Albania brings both proof and risk
Albania is a useful target for MeetKai because AKSHI already runs a centralized digital-government program through e-Albania. The release says AKSHI leads Albania's digital government services, IT systems, and national digital infrastructure, including e-Albania and government technology modernization.
Albania has also put AI into public services via Diella, which the release cites as part of the existing base. Separate AP coverage in 2025 and 2026 sparked debate over consent and accountability around Diella's deployment, including a legal challenge by an Albanian actor over the use of her image and voice.
For MeetKai, the Diella episode is relevant because sovereign AI is ultimately a public-trust business. Local language models and in-country deployment answer one class of concern: where data sits, who controls infrastructure, and whether foreign providers can shape core systems. They do not, by themselves, answer questions about consent, accountability, procurement authority, model auditing, or how citizens challenge automated decisions.
The Albania MOU includes governance language, but the release leaves the hard mechanics unstated. There is no public detail on which datasets would train or tune Albanian-language reasoning models, how personal data would be excluded or controlled, which ministries would be first to deploy, or how model behavior would be audited once services go live.
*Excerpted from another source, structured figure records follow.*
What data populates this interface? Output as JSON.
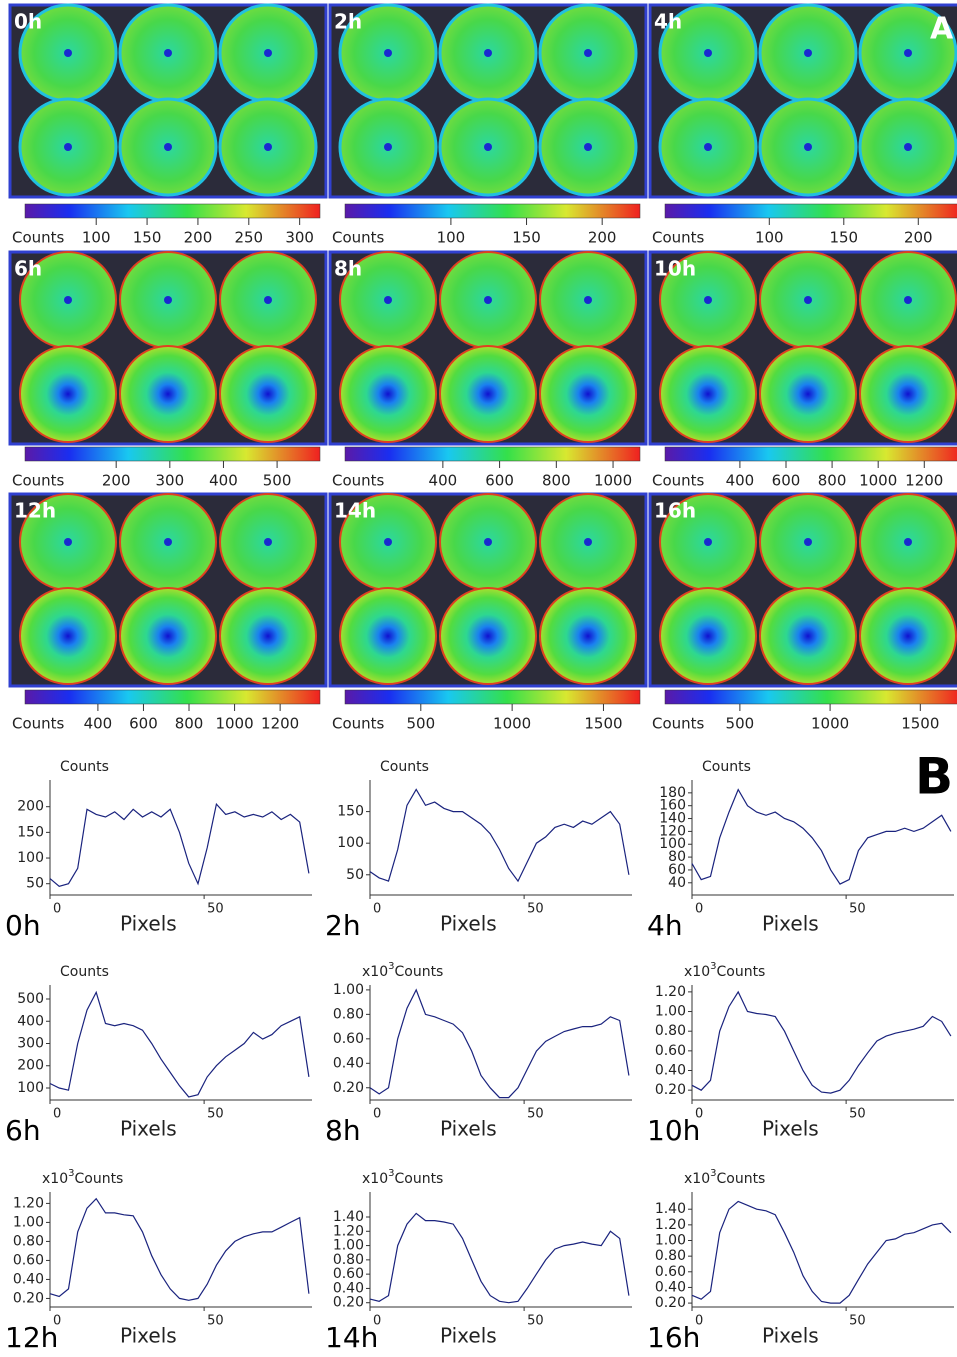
{
  "panel_a": {
    "label": "A",
    "images": [
      {
        "time": "0h",
        "colorbar": {
          "label": "Counts",
          "lim": [
            30,
            320
          ],
          "ticks": [
            100,
            150,
            200,
            250,
            300
          ]
        }
      },
      {
        "time": "2h",
        "colorbar": {
          "label": "Counts",
          "lim": [
            30,
            225
          ],
          "ticks": [
            100,
            150,
            200
          ]
        }
      },
      {
        "time": "4h",
        "colorbar": {
          "label": "Counts",
          "lim": [
            30,
            228
          ],
          "ticks": [
            100,
            150,
            200
          ]
        }
      },
      {
        "time": "6h",
        "colorbar": {
          "label": "Counts",
          "lim": [
            30,
            580
          ],
          "ticks": [
            200,
            300,
            400,
            500
          ]
        }
      },
      {
        "time": "8h",
        "colorbar": {
          "label": "Counts",
          "lim": [
            55,
            1095
          ],
          "ticks": [
            400,
            600,
            800,
            1000
          ]
        }
      },
      {
        "time": "10h",
        "colorbar": {
          "label": "Counts",
          "lim": [
            75,
            1355
          ],
          "ticks": [
            400,
            600,
            800,
            1000,
            1200
          ]
        }
      },
      {
        "time": "12h",
        "colorbar": {
          "label": "Counts",
          "lim": [
            80,
            1375
          ],
          "ticks": [
            400,
            600,
            800,
            1000,
            1200
          ]
        }
      },
      {
        "time": "14h",
        "colorbar": {
          "label": "Counts",
          "lim": [
            85,
            1700
          ],
          "ticks": [
            500,
            1000,
            1500
          ]
        }
      },
      {
        "time": "16h",
        "colorbar": {
          "label": "Counts",
          "lim": [
            85,
            1720
          ],
          "ticks": [
            500,
            1000,
            1500
          ]
        }
      }
    ]
  },
  "panel_b": {
    "label": "B"
  },
  "chart_data": [
    {
      "type": "line",
      "time": "0h",
      "y_label": "Counts",
      "x_label": "Pixels",
      "color": "#1a237e",
      "x": [
        0,
        3,
        6,
        9,
        12,
        15,
        18,
        21,
        24,
        27,
        30,
        33,
        36,
        39,
        42,
        45,
        48,
        51,
        54,
        57,
        60,
        63,
        66,
        69,
        72,
        75,
        78,
        81,
        84
      ],
      "values": [
        60,
        45,
        50,
        80,
        195,
        185,
        180,
        190,
        175,
        195,
        180,
        190,
        180,
        195,
        150,
        90,
        50,
        120,
        205,
        185,
        190,
        180,
        185,
        180,
        190,
        175,
        185,
        170,
        70
      ],
      "xlim": [
        0,
        85
      ],
      "xticks": [
        0,
        50
      ],
      "ylim": [
        28,
        252
      ],
      "yticks": [
        50,
        100,
        150,
        200
      ]
    },
    {
      "type": "line",
      "time": "2h",
      "y_label": "Counts",
      "x_label": "Pixels",
      "color": "#1a237e",
      "x": [
        0,
        3,
        6,
        9,
        12,
        15,
        18,
        21,
        24,
        27,
        30,
        33,
        36,
        39,
        42,
        45,
        48,
        51,
        54,
        57,
        60,
        63,
        66,
        69,
        72,
        75,
        78,
        81,
        84
      ],
      "values": [
        55,
        45,
        40,
        90,
        160,
        185,
        160,
        165,
        155,
        150,
        150,
        140,
        130,
        115,
        90,
        60,
        40,
        70,
        100,
        110,
        125,
        130,
        125,
        135,
        130,
        140,
        150,
        130,
        50
      ],
      "xlim": [
        0,
        85
      ],
      "xticks": [
        0,
        50
      ],
      "ylim": [
        18,
        200
      ],
      "yticks": [
        50,
        100,
        150
      ]
    },
    {
      "type": "line",
      "time": "4h",
      "y_label": "Counts",
      "x_label": "Pixels",
      "color": "#1a237e",
      "x": [
        0,
        3,
        6,
        9,
        12,
        15,
        18,
        21,
        24,
        27,
        30,
        33,
        36,
        39,
        42,
        45,
        48,
        51,
        54,
        57,
        60,
        63,
        66,
        69,
        72,
        75,
        78,
        81,
        84
      ],
      "values": [
        70,
        45,
        50,
        110,
        150,
        185,
        160,
        150,
        145,
        150,
        140,
        135,
        125,
        110,
        90,
        60,
        38,
        45,
        90,
        110,
        115,
        120,
        120,
        125,
        120,
        125,
        135,
        145,
        120
      ],
      "xlim": [
        0,
        85
      ],
      "xticks": [
        0,
        50
      ],
      "ylim": [
        21,
        200
      ],
      "yticks": [
        40,
        60,
        80,
        100,
        120,
        140,
        160,
        180
      ]
    },
    {
      "type": "line",
      "time": "6h",
      "y_label": "Counts",
      "x_label": "Pixels",
      "color": "#1a237e",
      "x": [
        0,
        3,
        6,
        9,
        12,
        15,
        18,
        21,
        24,
        27,
        30,
        33,
        36,
        39,
        42,
        45,
        48,
        51,
        54,
        57,
        60,
        63,
        66,
        69,
        72,
        75,
        78,
        81,
        84
      ],
      "values": [
        120,
        100,
        90,
        300,
        450,
        530,
        390,
        380,
        390,
        380,
        360,
        300,
        230,
        170,
        110,
        60,
        70,
        150,
        200,
        240,
        270,
        300,
        350,
        320,
        340,
        380,
        400,
        420,
        150
      ],
      "xlim": [
        0,
        85
      ],
      "xticks": [
        0,
        50
      ],
      "ylim": [
        46,
        563
      ],
      "yticks": [
        100,
        200,
        300,
        400,
        500
      ]
    },
    {
      "type": "line",
      "time": "8h",
      "y_label_multiplier": "x10",
      "y_label_exponent": "3",
      "y_label": "Counts",
      "x_label": "Pixels",
      "color": "#1a237e",
      "x": [
        0,
        3,
        6,
        9,
        12,
        15,
        18,
        21,
        24,
        27,
        30,
        33,
        36,
        39,
        42,
        45,
        48,
        51,
        54,
        57,
        60,
        63,
        66,
        69,
        72,
        75,
        78,
        81,
        84
      ],
      "values": [
        0.2,
        0.15,
        0.2,
        0.6,
        0.85,
        1.0,
        0.8,
        0.78,
        0.75,
        0.72,
        0.65,
        0.5,
        0.3,
        0.2,
        0.12,
        0.12,
        0.2,
        0.35,
        0.5,
        0.58,
        0.62,
        0.66,
        0.68,
        0.7,
        0.7,
        0.72,
        0.78,
        0.75,
        0.3
      ],
      "xlim": [
        0,
        85
      ],
      "xticks": [
        0,
        50
      ],
      "ylim": [
        0.1,
        1.04
      ],
      "yticks": [
        {
          "value": 0.2,
          "label": "0.20"
        },
        {
          "value": 0.4,
          "label": "0.40"
        },
        {
          "value": 0.6,
          "label": "0.60"
        },
        {
          "value": 0.8,
          "label": "0.80"
        },
        {
          "value": 1,
          "label": "1.00"
        }
      ]
    },
    {
      "type": "line",
      "time": "10h",
      "y_label_multiplier": "x10",
      "y_label_exponent": "3",
      "y_label": "Counts",
      "x_label": "Pixels",
      "color": "#1a237e",
      "x": [
        0,
        3,
        6,
        9,
        12,
        15,
        18,
        21,
        24,
        27,
        30,
        33,
        36,
        39,
        42,
        45,
        48,
        51,
        54,
        57,
        60,
        63,
        66,
        69,
        72,
        75,
        78,
        81,
        84
      ],
      "values": [
        0.25,
        0.2,
        0.3,
        0.8,
        1.05,
        1.2,
        1.0,
        0.98,
        0.97,
        0.95,
        0.8,
        0.6,
        0.4,
        0.25,
        0.18,
        0.17,
        0.2,
        0.3,
        0.45,
        0.58,
        0.7,
        0.75,
        0.78,
        0.8,
        0.82,
        0.85,
        0.95,
        0.9,
        0.75
      ],
      "xlim": [
        0,
        85
      ],
      "xticks": [
        0,
        50
      ],
      "ylim": [
        0.1,
        1.27
      ],
      "yticks": [
        {
          "value": 0.2,
          "label": "0.20"
        },
        {
          "value": 0.4,
          "label": "0.40"
        },
        {
          "value": 0.6,
          "label": "0.60"
        },
        {
          "value": 0.8,
          "label": "0.80"
        },
        {
          "value": 1,
          "label": "1.00"
        },
        {
          "value": 1.2,
          "label": "1.20"
        }
      ]
    },
    {
      "type": "line",
      "time": "12h",
      "y_label_multiplier": "x10",
      "y_label_exponent": "3",
      "y_label": "Counts",
      "x_label": "Pixels",
      "color": "#1a237e",
      "x": [
        0,
        3,
        6,
        9,
        12,
        15,
        18,
        21,
        24,
        27,
        30,
        33,
        36,
        39,
        42,
        45,
        48,
        51,
        54,
        57,
        60,
        63,
        66,
        69,
        72,
        75,
        78,
        81,
        84
      ],
      "values": [
        0.25,
        0.22,
        0.3,
        0.9,
        1.15,
        1.25,
        1.1,
        1.1,
        1.08,
        1.07,
        0.9,
        0.65,
        0.45,
        0.3,
        0.2,
        0.18,
        0.2,
        0.35,
        0.55,
        0.7,
        0.8,
        0.85,
        0.88,
        0.9,
        0.9,
        0.95,
        1.0,
        1.05,
        0.25
      ],
      "xlim": [
        0,
        85
      ],
      "xticks": [
        0,
        50
      ],
      "ylim": [
        0.11,
        1.32
      ],
      "yticks": [
        {
          "value": 0.2,
          "label": "0.20"
        },
        {
          "value": 0.4,
          "label": "0.40"
        },
        {
          "value": 0.6,
          "label": "0.60"
        },
        {
          "value": 0.8,
          "label": "0.80"
        },
        {
          "value": 1,
          "label": "1.00"
        },
        {
          "value": 1.2,
          "label": "1.20"
        }
      ]
    },
    {
      "type": "line",
      "time": "14h",
      "y_label_multiplier": "x10",
      "y_label_exponent": "3",
      "y_label": "Counts",
      "x_label": "Pixels",
      "color": "#1a237e",
      "x": [
        0,
        3,
        6,
        9,
        12,
        15,
        18,
        21,
        24,
        27,
        30,
        33,
        36,
        39,
        42,
        45,
        48,
        51,
        54,
        57,
        60,
        63,
        66,
        69,
        72,
        75,
        78,
        81,
        84
      ],
      "values": [
        0.25,
        0.22,
        0.3,
        1.0,
        1.3,
        1.45,
        1.35,
        1.35,
        1.33,
        1.3,
        1.1,
        0.8,
        0.5,
        0.3,
        0.22,
        0.2,
        0.22,
        0.4,
        0.6,
        0.8,
        0.95,
        1.0,
        1.02,
        1.05,
        1.02,
        1.0,
        1.2,
        1.1,
        0.3
      ],
      "xlim": [
        0,
        85
      ],
      "xticks": [
        0,
        50
      ],
      "ylim": [
        0.14,
        1.75
      ],
      "yticks": [
        {
          "value": 0.2,
          "label": "0.20"
        },
        {
          "value": 0.4,
          "label": "0.40"
        },
        {
          "value": 0.6,
          "label": "0.60"
        },
        {
          "value": 0.8,
          "label": "0.80"
        },
        {
          "value": 1,
          "label": "1.00"
        },
        {
          "value": 1.2,
          "label": "1.20"
        },
        {
          "value": 1.4,
          "label": "1.40"
        }
      ]
    },
    {
      "type": "line",
      "time": "16h",
      "y_label_multiplier": "x10",
      "y_label_exponent": "3",
      "y_label": "Counts",
      "x_label": "Pixels",
      "color": "#1a237e",
      "x": [
        0,
        3,
        6,
        9,
        12,
        15,
        18,
        21,
        24,
        27,
        30,
        33,
        36,
        39,
        42,
        45,
        48,
        51,
        54,
        57,
        60,
        63,
        66,
        69,
        72,
        75,
        78,
        81,
        84
      ],
      "values": [
        0.3,
        0.25,
        0.35,
        1.1,
        1.4,
        1.5,
        1.45,
        1.4,
        1.38,
        1.33,
        1.1,
        0.85,
        0.55,
        0.35,
        0.22,
        0.2,
        0.2,
        0.3,
        0.5,
        0.7,
        0.85,
        1.0,
        1.02,
        1.08,
        1.1,
        1.15,
        1.2,
        1.22,
        1.1
      ],
      "xlim": [
        0,
        85
      ],
      "xticks": [
        0,
        50
      ],
      "ylim": [
        0.15,
        1.62
      ],
      "yticks": [
        {
          "value": 0.2,
          "label": "0.20"
        },
        {
          "value": 0.4,
          "label": "0.40"
        },
        {
          "value": 0.6,
          "label": "0.60"
        },
        {
          "value": 0.8,
          "label": "0.80"
        },
        {
          "value": 1,
          "label": "1.00"
        },
        {
          "value": 1.2,
          "label": "1.20"
        },
        {
          "value": 1.4,
          "label": "1.40"
        }
      ]
    }
  ]
}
Kaplan is chasing a real government AI budget line
MeetKai's Albania announcement fits a wider repositioning. MeetKai lists Albania among a run of 2026 government-facing announcements. In late June, the company said its Brazilian affiliate had won SERPRO's sovereign AI tender for Brazil (MeetKai Brasil named the final winner of SERPRO's sovereign AI contract). MeetKai has also announced sovereign AI work tied to Pakistan and multi-country pilots through regional organizations.
That cadence is the story behind the MOU. MeetKai is trying to become an implementation partner for governments that want national control over AI but do not have the internal stack to build, tune, deploy, and govern local-language systems alone. Albania gives Kaplan a European public-sector case study if the MOU turns into a functioning joint venture.
The market is moving in his direction. McKinsey estimates sovereign AI could represent a $600 billion market by 2030, driven by public-sector and regulated-industry workloads. The European Commission's Cloud and AI Development Act, published in June 2026, frames cloud and AI capacity as a sovereignty and competitiveness issue, with proposals for an EU-wide sovereignty framework, public-sector procurement tools, and a target to at least triple EU data center capacity over five to seven years.
MeetKai is not competing on the same basis as frontier-model labs with multi-billion-dollar training budgets. Its Albania pitch is narrower: local-language reasoning, deployment architecture, ministry integrations, and institutional knowledge transfer. That can be a defensible wedge if governments prioritize working systems inside their own legal and operational boundaries over access to the largest general-purpose model.
The next evidence will be contractual, technical, and operational. A signed MOU tells the market that AKSHI and MeetKai want to work together. It does not prove that Albania has procured the system, that MeetKai has secured the required compute, or that ministries will adopt the resulting tools. Kaplan has put MeetKai in the room with a government already willing to test AI in public administration. Turning that into durable infrastructure is the harder part.